I remember answering him by saying that after working for global brands with tens of thousands, and one with millions, of employees, I’ve learned that the “soft stuff is the hard stuff.”

At the end of the day, improving food safety requires influencing the thoughts, attitudes and behaviors of people. And you can’t do that with an understanding of food science alone.

Another big change, in my mind, is that in the New Era of Smarter Food Safety blueprint that the FDA released last July, food safety culture is one of the foundational core elements. It’s that important. The New Era initiative strives to leverage new technologies, tools and approaches to create a more digital, transparent and safer food system.

A big part of the New Era plan is to promote food safety culture throughout the food system and throughout the agency itself. We’re also looking to develop a consumer education campaign to support safer food practices in the home.

Our goals this year include developing and launching internal training for FDA inspectional staff to introduce them to the behavioral and organizational principles that make-up food safety culture, and conducting a literature review on challenges, barriers and opportunities to influence attitudes and behaviors related to desired food safety practices.

We will also support the development of tools that companies can use to assess their own food safety culture.

QA: What do people usually get wrong about food safety culture?

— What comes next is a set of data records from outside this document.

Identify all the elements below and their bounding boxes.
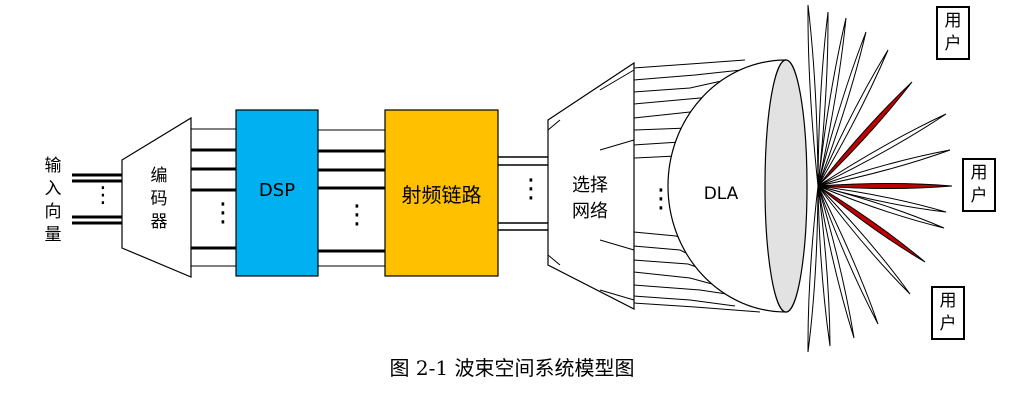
beam [817,149,951,187]
user-box-bottom: 用户 [931,286,965,340]
beam [817,185,947,213]
input-lines [72,173,122,225]
beam [817,185,855,339]
rf-selection-lines [498,156,548,231]
ellipsis-encoder-dsp: ⋮ [210,198,236,228]
beam [817,11,829,187]
ellipsis-input: ⋮ [92,183,114,208]
beam [817,185,879,325]
dsp-label: DSP [258,180,296,201]
beam [807,4,819,187]
dsp-rf-lines [318,129,385,267]
encoder-dsp-lines [191,128,236,267]
beam [817,185,945,229]
beam [817,113,947,187]
encoder-block [121,116,192,278]
beam [817,17,847,187]
dsp-block [235,109,319,277]
rf-chain-label: 射频链路 [401,183,482,207]
beam-highlighted [817,183,953,189]
beam [817,185,831,347]
encoder-label: 编码器 [150,166,168,232]
beam [807,185,819,353]
beam-fan [807,4,953,353]
dla-label: DLA [703,184,739,204]
user-box-middle: 用户 [962,158,996,212]
input-vector-label: 输入向量 [44,156,62,245]
rf-chain-block [384,109,499,277]
selection-network-label: 选择网络 [572,175,608,222]
selection-connectors [547,69,635,301]
dla-lens [667,59,808,313]
beam-highlighted [817,185,926,263]
beam-highlighted [817,81,913,187]
figure-caption: 图 2-1 波束空间系统模型图 [389,356,635,380]
selection-network-block [547,61,635,310]
user-box-top: 用户 [936,6,970,60]
beam [817,31,867,187]
ellipsis-dsp-rf: ⋮ [344,200,370,230]
beam [817,49,889,187]
ellipsis-selection-lens: ⋮ [648,184,674,214]
beam [817,185,911,295]
ellipsis-rf-selection: ⋮ [518,174,544,204]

FY: One of the main things I think people and organizations get wrong is thinking about food safety culture as a communication campaign or slogan. It’s so much more than that.

It involves making sure employee expectations are clear and they know what to do to produce safe food. It includes ensuring employees have the right knowledge and skill set through training and education. It involves managing food safety metrics and utilizing positive and negative reinforcement. It also involves leveraging proven behavioral science principles in achieving safe food.

Bottom line — a food safety culture must be created and advanced as a legitimate subset of the profession — not just a tagline or slogan.

QA: The European Commission included food safety culture in an amendment of its hygiene legislation. Is it possible to regulate food safety culture? Can you see that happening in the U.S.?

FY: I don’t know that it can be regulated. It can certainly be expected. It can be assessed, and perhaps even potentially used in a risk-prioritization exercise. And it can certainly be encouraged and incentivized by the public sector.

And that’s exactly what we’re trying to do at the FDA through the New Era of Smarter Food Safety initiative. That is to identify ways for industry to develop a strong food safety culture within the framework of our existing regulations.

QA: How can food safety and quality assurance professionals best sell their supervisors and executives on the importance of food safety culture?

FY: First, food safety professionals should be able to articulate the difference between a food safety program vs. a food safety culture to their executive team. If they can’t adequately explain it with examples, it will seem vague and abstract.

Second, they should be able to persuade the executive team that it’s what matters most, that a strong food safety culture is not only good for public health, but it’s good for business.

And they may even consider illustrating the consequences of what happens to a food company that does not have a strong food safety culture, and how it can tragically and negatively affect the lives of its customers and damage a brand’s reputation.

There’s the human, tragic side of avoidable human illness, pain and suffering. And there’s financial and reputational damage too.

Finally, companies shouldn’t wait until there’s a tragic incident to get focused on creating a food safety culture. They should do it now, before there’s a crisis, because they care, and it’s simply the right thing to do.